I think that our culture is too quick to reach for medications and that we primarily research medications. I think that medications should be the last thing that we try rather then the first and it is all too often the first thing that providers offer. There are so many things out there that can help people that have much less risk. Those options should be tried first. But yes, there are those that are in crisis or have tried other options. Medications are not wrong. They do help people. They are a good choice for some people. And no one should be looked down upon for the choices that they make to achieve wellness. Regardless of what those choices are; medications or not. If you are not hurting other people, you have every right to do what makes you feel well. I think it is complete bull shit for people to judge from the outside. I have met hundreds of people with chronic illness and each person has complex, differing needs. But, no, meds are not the only answer. But they are usually a part of it.

From my own perspective, I have found that the world in my head is a complex and divided place. There is a driving need for order with an inability to maintain it. I received ERP to treat the OCD and it was one of the most difficult things that I have done, but it was very helpful. On the other hand, I have decided to use medication to treat the ADHD because I haven’t found any non-med option that has been effective enough to maintain functioning. As in I can’t keep a job without being medicated. And keeping a job is pretty important.

My experience with using the ADHD medications has been strange. I am currently on Strattera, but I’ve been on the controlled substances in the past. They come with weird rules. Ones that can be difficult for people with ADHD to follow. It means that you get ID’d when you pick up your medication, which you can only pick up at one pharmacy. You have to bring your medications in to your doctor’s office for random counts. You have to pee in a cup for random drug testing. You have to sign a medication contract. The script has to be paper rather then an e-script. There are just so many hoops to jump through so that people can get this medication. All because you might be an addict or you might be diverting your med. Nothing like making a person feel like they’re a criminal for having ADHD.

The thing is that all of this is designed in a way that is completely not helpful for those of us with ADHD. Random drug screening is insanity.

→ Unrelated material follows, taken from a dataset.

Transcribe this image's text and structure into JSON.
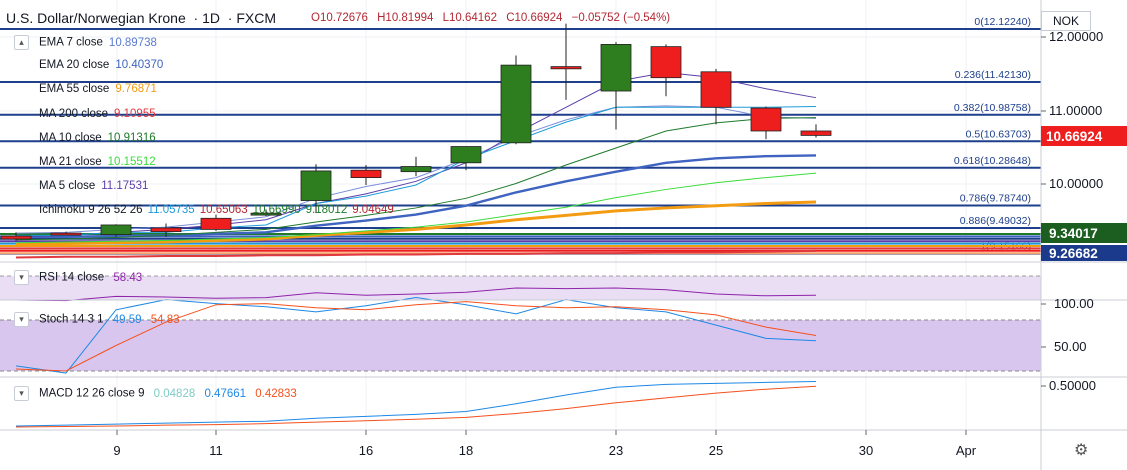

Who with ADHD hasn’t forgotten to take their medication or accidently taken an extra dose? Forgetting things is part of the disorder, so that kind of thing happens. All the time. So what then if your drug screen says your drug level doesn’t match your prescribed dose? I don’t know, it never happened to me. But I always had anxiety about it. Because I knew that it could happen. And you’re going to expect me to be able to just up and come in with all my pills at the drop of a dime? Honey, I take this medication because I am struggling to get to anything on time. Not to mention I am struggling to keep track of my stuff. Then you give me a paper script. I hope I don’t misplace that. Feels like they are trying to make you fail.

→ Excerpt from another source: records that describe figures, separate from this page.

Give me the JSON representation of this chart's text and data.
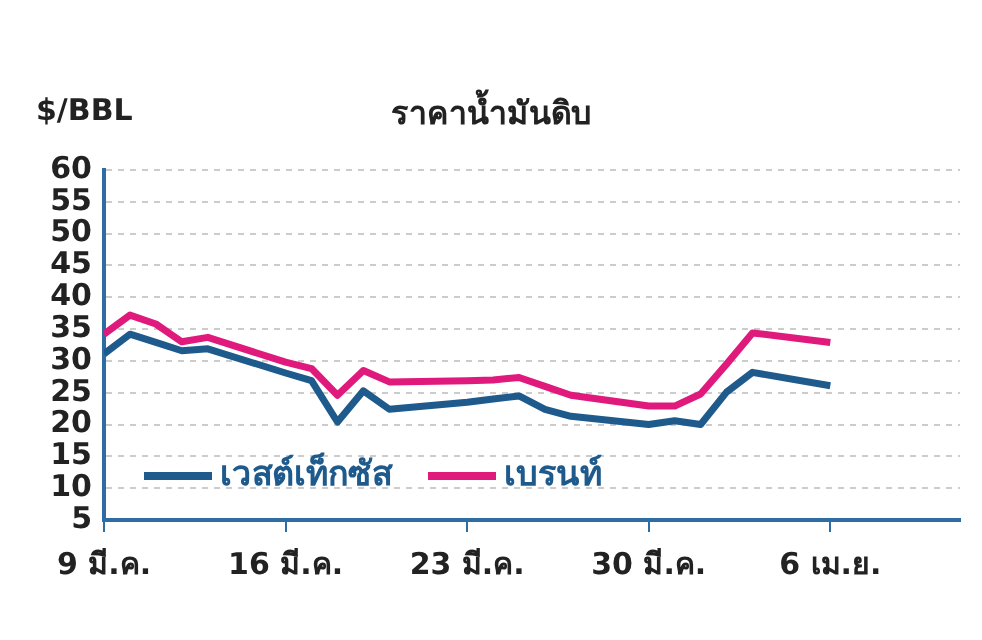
{
  "chart_data": {
    "type": "line",
    "title": "ราคาน้ำมันดิบ",
    "ylabel": "$/BBL",
    "x": [
      "--03-09",
      "--03-10",
      "--03-11",
      "--03-12",
      "--03-13",
      "--03-16",
      "--03-17",
      "--03-18",
      "--03-19",
      "--03-20",
      "--03-23",
      "--03-24",
      "--03-25",
      "--03-26",
      "--03-27",
      "--03-30",
      "--03-31",
      "--04-01",
      "--04-02",
      "--04-03",
      "--04-06"
    ],
    "series": [
      {
        "name": "เวสต์เท็กซัส",
        "color": "#1f5a8c",
        "values": [
          31.1,
          34.2,
          32.9,
          31.6,
          31.9,
          28.1,
          26.9,
          20.4,
          25.3,
          22.4,
          23.5,
          24.0,
          24.5,
          22.4,
          21.3,
          20.0,
          20.6,
          20.0,
          25.1,
          28.2,
          26.1
        ]
      },
      {
        "name": "เบรนท์",
        "color": "#e0197d",
        "values": [
          34.2,
          37.2,
          35.8,
          33.0,
          33.7,
          29.8,
          28.8,
          24.6,
          28.5,
          26.7,
          26.9,
          27.0,
          27.4,
          26.0,
          24.6,
          22.9,
          22.9,
          24.8,
          29.5,
          34.4,
          32.9
        ]
      }
    ],
    "xlim": [
      "--03-09",
      "--04-11"
    ],
    "xticks": [
      {
        "value": "--03-09",
        "label": "9 มี.ค."
      },
      {
        "value": "--03-16",
        "label": "16 มี.ค."
      },
      {
        "value": "--03-23",
        "label": "23 มี.ค."
      },
      {
        "value": "--03-30",
        "label": "30 มี.ค."
      },
      {
        "value": "--04-06",
        "label": "6 เม.ย."
      }
    ],
    "ylim": [
      5,
      60
    ],
    "yticks": [
      5,
      10,
      15,
      20,
      25,
      30,
      35,
      40,
      45,
      50,
      55,
      60
    ],
    "grid": "y",
    "legend": "bottom left",
    "marker": "none",
    "line_style": "solid"
  }
}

The system it self is built in such a way that fosters stigma. By making us go through all of this, it is sending the message to our providers that we are likely to be engaging in criminal behavior. Otherwise, why would we have to be monitored? And that message is sent to everyone in the office from the one writing the script to the person at the desk. They give the medical assistant the cup with instruction to collect the drug screen. Stigma message sent. The provider tells the secretary to call me to come in for a random drug count or random drug screen. Stigma message sent. The provider hesitates to write the script. They are dubious of the adult ADHD diagnosis and are wary of “drug seekers.” Stigma message sent. That sucks.

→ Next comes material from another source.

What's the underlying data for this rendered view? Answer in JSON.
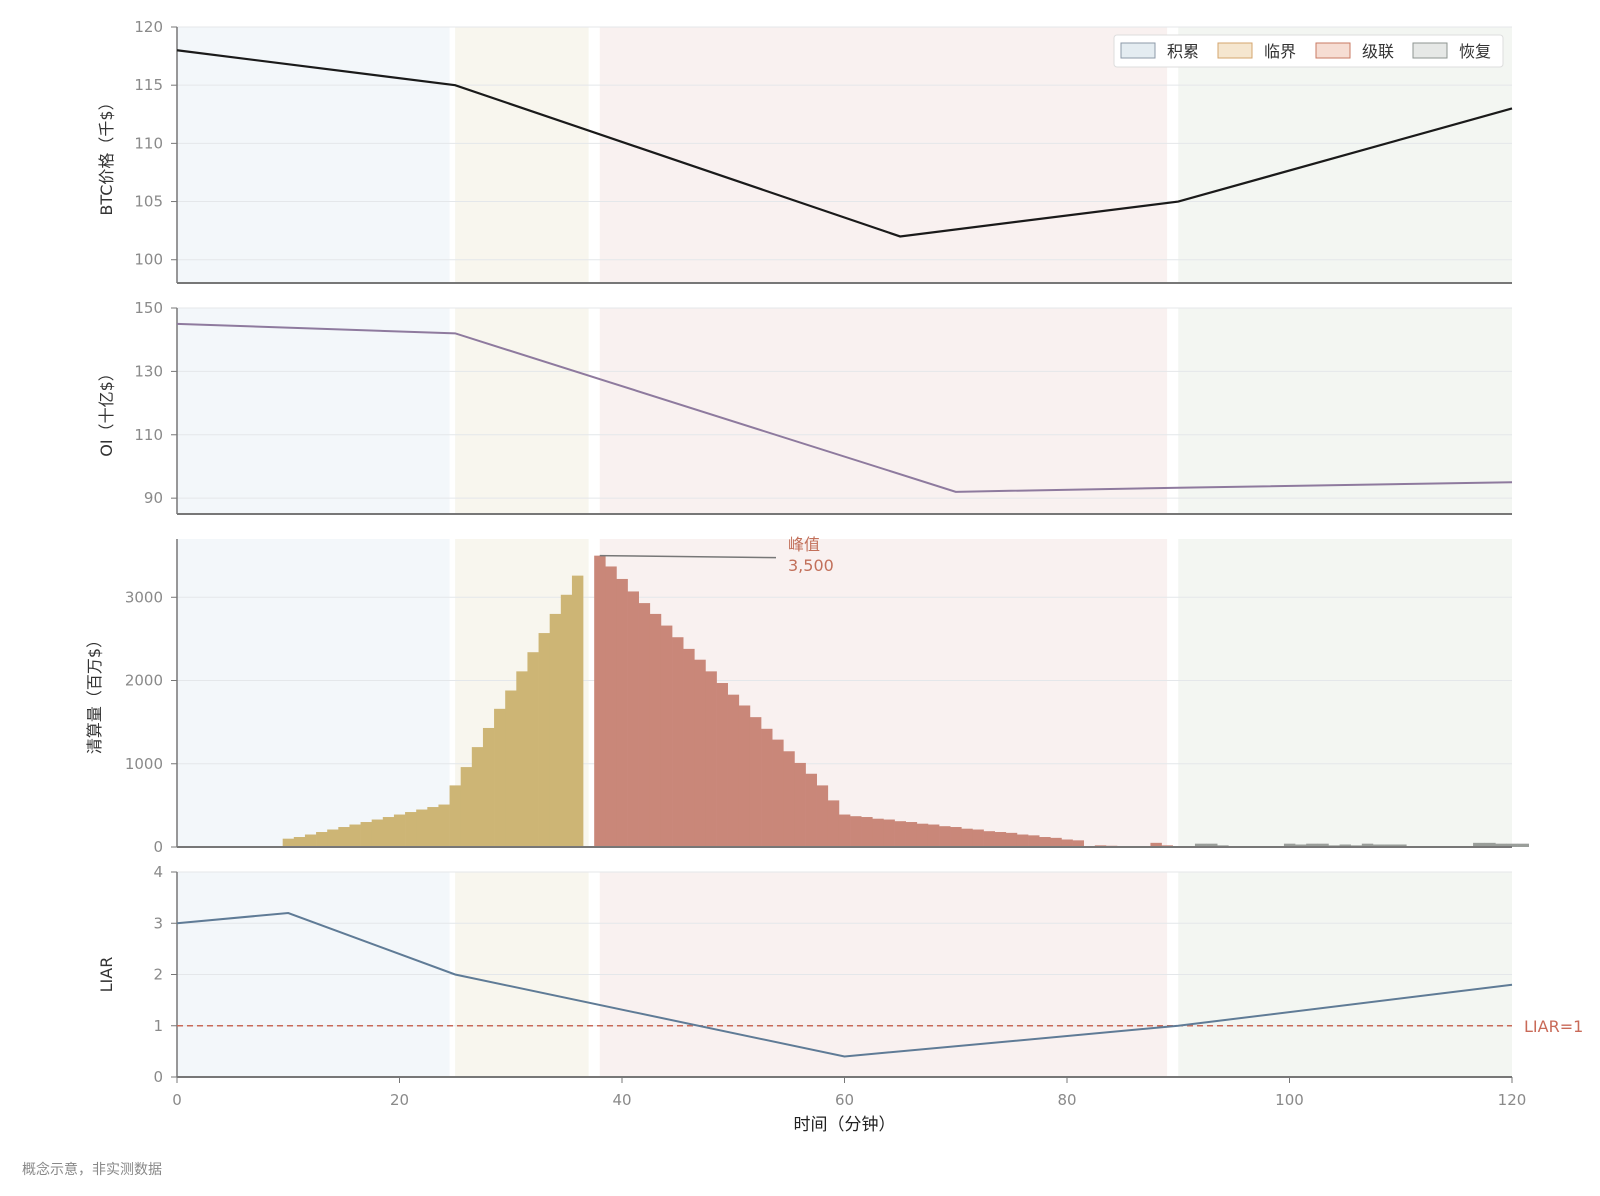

And to what end? They’ve put all these weird measures into place for controlled drugs. So now, people who have been legally prescribed them have to go through a lot of dumb stuff to get and keep their medications. Yet, the rates of drug abuse have kept going up. This means that all these measures haven’t made any difference in the problem they are designed to prevent. Yet, we keep them going. Not sure why.

Bleh. It’s a catch 22. Our culture/society is set up in such a way that medications are the first line treatment for everything. But if you are taking medications you are a “drug seeker” and are some how a failure. Well screw that. I argue that it is society that is the failure. We as a group should be able to support each other. We should be able to tolerate and nurture each other as fellow human beings. Why aren’t we researching options other then meds? If the government thinks that these medications are so terrible, why aren’t they funding the research for non-medication options? I’d love to have more treatment options!

Seriously. The system is broken. And those of us caught up in it are just trying to survive. Please, don’t judge us for using what there is. Believe me, we know it isn’t great. You think that I want to take medications every day? We would love to have something better. But no one has come up with anything better yet. So, for right now, I am stuck with struggling to remember to take my pill every day so that I can remember things better.

And I think that’s all I have to say about that, so thanks for coming and spending some time with me. I hope that you all find peace and wellness. Until we talk again, you take care of yourselves!